Методист слабо кивнул. Он еще не опомнился от истории про головы в холодильнике и от последующего посещения семинара на факультете воспитательниц детских садов. Воспитательницы так увлеченно рассуждали о правомерности постнатальных абортов для детей с физическими дефектами, что у методиста мурашки по коже побежали. Паскуда-преподавательница эту практику одобряла.
– И это еще не все, – продолжал ректор. Но Уилт уже наслушался.
– Нет, все – отрезал он. – Будь он полюбезнее и повнимательнее, тогда другое дело. А он даже не заметил, что книги остались от кафедры истории – она раньше размещалась в этом кабинете. С них и пыль-то не стирали. На них и штамп имеется. Кажется, их рекомендовали продвинутым группам для спецкурса по русской революции.

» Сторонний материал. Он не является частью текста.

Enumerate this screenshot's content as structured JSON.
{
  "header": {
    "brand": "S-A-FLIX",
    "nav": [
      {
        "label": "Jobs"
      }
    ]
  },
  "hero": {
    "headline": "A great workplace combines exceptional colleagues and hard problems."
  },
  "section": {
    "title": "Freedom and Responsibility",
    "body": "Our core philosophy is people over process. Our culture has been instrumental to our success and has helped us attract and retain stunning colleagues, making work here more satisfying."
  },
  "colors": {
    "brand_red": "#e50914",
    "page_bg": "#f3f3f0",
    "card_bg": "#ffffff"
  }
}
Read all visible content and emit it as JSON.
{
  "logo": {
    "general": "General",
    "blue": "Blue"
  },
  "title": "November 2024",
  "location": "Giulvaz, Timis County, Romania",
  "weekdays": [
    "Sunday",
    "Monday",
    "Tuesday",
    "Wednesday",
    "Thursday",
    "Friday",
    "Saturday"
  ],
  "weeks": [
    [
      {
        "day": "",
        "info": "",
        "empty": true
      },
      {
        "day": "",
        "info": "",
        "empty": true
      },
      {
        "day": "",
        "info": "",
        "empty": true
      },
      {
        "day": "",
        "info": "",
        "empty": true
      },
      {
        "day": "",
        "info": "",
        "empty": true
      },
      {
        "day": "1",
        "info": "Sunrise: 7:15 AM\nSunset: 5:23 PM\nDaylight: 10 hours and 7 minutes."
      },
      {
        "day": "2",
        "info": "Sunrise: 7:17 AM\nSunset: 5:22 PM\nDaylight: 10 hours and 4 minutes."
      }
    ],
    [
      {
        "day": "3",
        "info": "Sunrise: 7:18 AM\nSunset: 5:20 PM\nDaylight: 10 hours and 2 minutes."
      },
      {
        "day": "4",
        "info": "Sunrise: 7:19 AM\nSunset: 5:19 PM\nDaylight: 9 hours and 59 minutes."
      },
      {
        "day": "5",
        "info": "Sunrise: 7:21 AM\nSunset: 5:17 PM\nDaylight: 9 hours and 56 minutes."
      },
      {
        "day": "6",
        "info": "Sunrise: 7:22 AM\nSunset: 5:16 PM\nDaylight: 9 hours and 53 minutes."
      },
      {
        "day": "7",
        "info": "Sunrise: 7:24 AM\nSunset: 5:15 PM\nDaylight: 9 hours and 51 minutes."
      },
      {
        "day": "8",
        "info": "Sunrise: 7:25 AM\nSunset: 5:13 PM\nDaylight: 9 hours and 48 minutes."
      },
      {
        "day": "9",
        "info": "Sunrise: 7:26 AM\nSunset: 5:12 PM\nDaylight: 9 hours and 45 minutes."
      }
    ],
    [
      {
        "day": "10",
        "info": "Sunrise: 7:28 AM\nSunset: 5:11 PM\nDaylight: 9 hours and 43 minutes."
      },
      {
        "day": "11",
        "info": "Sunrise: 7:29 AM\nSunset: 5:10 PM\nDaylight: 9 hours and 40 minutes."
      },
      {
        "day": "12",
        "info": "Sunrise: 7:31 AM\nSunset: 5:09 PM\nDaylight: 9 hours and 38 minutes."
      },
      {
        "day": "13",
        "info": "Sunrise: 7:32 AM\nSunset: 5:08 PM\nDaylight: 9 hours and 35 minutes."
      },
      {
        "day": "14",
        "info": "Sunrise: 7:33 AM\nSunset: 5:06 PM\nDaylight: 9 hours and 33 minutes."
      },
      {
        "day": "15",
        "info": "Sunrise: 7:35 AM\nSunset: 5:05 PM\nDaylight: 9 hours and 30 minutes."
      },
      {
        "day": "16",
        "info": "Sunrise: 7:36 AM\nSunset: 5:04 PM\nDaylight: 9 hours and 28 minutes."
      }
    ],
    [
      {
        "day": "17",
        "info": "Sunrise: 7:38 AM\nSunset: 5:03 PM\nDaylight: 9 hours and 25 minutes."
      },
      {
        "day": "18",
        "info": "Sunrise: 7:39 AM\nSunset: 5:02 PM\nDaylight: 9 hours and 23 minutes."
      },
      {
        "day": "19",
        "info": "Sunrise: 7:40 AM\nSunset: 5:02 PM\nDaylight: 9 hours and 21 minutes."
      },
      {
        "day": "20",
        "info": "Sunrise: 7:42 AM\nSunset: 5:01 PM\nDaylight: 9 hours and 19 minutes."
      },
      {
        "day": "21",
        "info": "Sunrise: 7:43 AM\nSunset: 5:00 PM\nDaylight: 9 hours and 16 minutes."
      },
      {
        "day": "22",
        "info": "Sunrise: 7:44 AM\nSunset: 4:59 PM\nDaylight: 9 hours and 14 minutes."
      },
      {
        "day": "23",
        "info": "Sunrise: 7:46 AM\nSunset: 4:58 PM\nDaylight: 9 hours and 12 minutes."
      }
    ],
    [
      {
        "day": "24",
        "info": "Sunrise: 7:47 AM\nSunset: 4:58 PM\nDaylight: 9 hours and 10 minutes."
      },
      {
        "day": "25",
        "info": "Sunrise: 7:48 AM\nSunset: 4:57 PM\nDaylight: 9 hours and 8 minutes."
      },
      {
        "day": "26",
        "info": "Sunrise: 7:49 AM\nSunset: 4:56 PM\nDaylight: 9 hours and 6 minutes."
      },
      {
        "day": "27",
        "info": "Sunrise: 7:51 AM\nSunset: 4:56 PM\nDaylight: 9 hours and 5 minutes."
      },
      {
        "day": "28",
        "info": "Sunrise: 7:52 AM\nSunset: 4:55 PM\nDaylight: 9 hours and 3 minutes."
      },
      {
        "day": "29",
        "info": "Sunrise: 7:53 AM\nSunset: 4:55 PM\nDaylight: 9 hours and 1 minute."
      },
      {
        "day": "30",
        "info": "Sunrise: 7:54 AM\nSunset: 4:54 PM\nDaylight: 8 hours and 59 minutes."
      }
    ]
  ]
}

– Так почему вы ему не сказали?
– А он не спрашивал. Что же я буду лезть с объяснениями к незнакомым людям?
– Но с «Голым завтраком»-то полезли, – уличил методист. – Славно придумали, нечего сказать.
– Он спросил, что может быть хуже. А мне ничего отвратительнее в голову не пришло.

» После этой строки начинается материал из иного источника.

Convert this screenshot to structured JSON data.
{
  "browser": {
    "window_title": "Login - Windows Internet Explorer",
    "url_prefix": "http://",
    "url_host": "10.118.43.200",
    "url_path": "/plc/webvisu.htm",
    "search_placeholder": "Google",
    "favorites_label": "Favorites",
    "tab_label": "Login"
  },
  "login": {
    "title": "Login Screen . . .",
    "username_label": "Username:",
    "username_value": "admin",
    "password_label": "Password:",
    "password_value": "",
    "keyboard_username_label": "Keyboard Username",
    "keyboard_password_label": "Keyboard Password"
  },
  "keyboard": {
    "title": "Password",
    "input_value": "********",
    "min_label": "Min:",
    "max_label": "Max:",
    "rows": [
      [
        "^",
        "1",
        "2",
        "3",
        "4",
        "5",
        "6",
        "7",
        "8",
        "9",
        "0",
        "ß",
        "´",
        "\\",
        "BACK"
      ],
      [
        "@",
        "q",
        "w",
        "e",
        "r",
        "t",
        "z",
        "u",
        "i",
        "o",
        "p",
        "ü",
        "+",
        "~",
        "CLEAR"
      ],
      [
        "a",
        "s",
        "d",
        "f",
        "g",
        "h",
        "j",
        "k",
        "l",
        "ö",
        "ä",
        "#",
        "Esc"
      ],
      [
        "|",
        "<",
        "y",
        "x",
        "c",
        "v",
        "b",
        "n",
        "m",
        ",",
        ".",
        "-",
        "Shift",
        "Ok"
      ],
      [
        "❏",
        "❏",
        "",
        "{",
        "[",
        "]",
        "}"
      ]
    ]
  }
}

– Какое счастье, – буркнул ректор.
– Но вы объявили, что у ваших преподавателей сколько угодно политических пристрастий. «Сколько угодно» – это ваши слова. Я своими ушами слышал, – не отставал методист.
Уилт пожал плечами:
– Не отрицаю. На кафедре сорок девять преподавателей, включая почасовиков. Целый час все они несут бог знает что, лишь бы студенты сидели тихо. Представляете, какой разброс политических взглядов.
– Из ваших слов у него сложилось другое впечатление.
– Я, да будет вам известно, преподаватель, а не рекламный агентишка. Мое дело учить, а не производить впечатление. Ладно, пора мне к электротехникам. Мистер Стотт заболел, и я заменяю.
– Что с ним? – неосторожно полюбопытствовал ректор.
– Снова нервное расстройство. Оно и понятно, – бросил Уилт и удалился. Остальные члены комитета проводили его встревоженными взглядами.
– Как вы считаете, Скадд может убедить министра провести расследование? – спросил проректор.
– Мне он это пообещал, – ответил методист. – Он такого тут наслушался и насмотрелся, что запроса в парламенте не миновать. Но взъелся он даже не из-за секса, хотя, по правде говоря, и этого дела было предостаточно. Главная беда в, том, что он католик, и бесконечные разговоры о противозачаточных средствах…
– Ой! – пискнул ректор.
– А тут еще какая-то пьяная морда, автомеханик с третьего курса послал его на… Ну и, конечно же, Уилт подсуропил.
Возвращаясь в свои кабинеты, ректор и проректор никак не могли успокоиться.
– Что нам делать с Уилтом? – в отчаянии вопрошал ректор.
– А что с ним поделаешь? Ему удалось обновить состав кафедры лишь наполовину. От другой половины он никак не избавится, вот и довольствуется тем, что есть.
– Но вы представляете, что теперь начнется?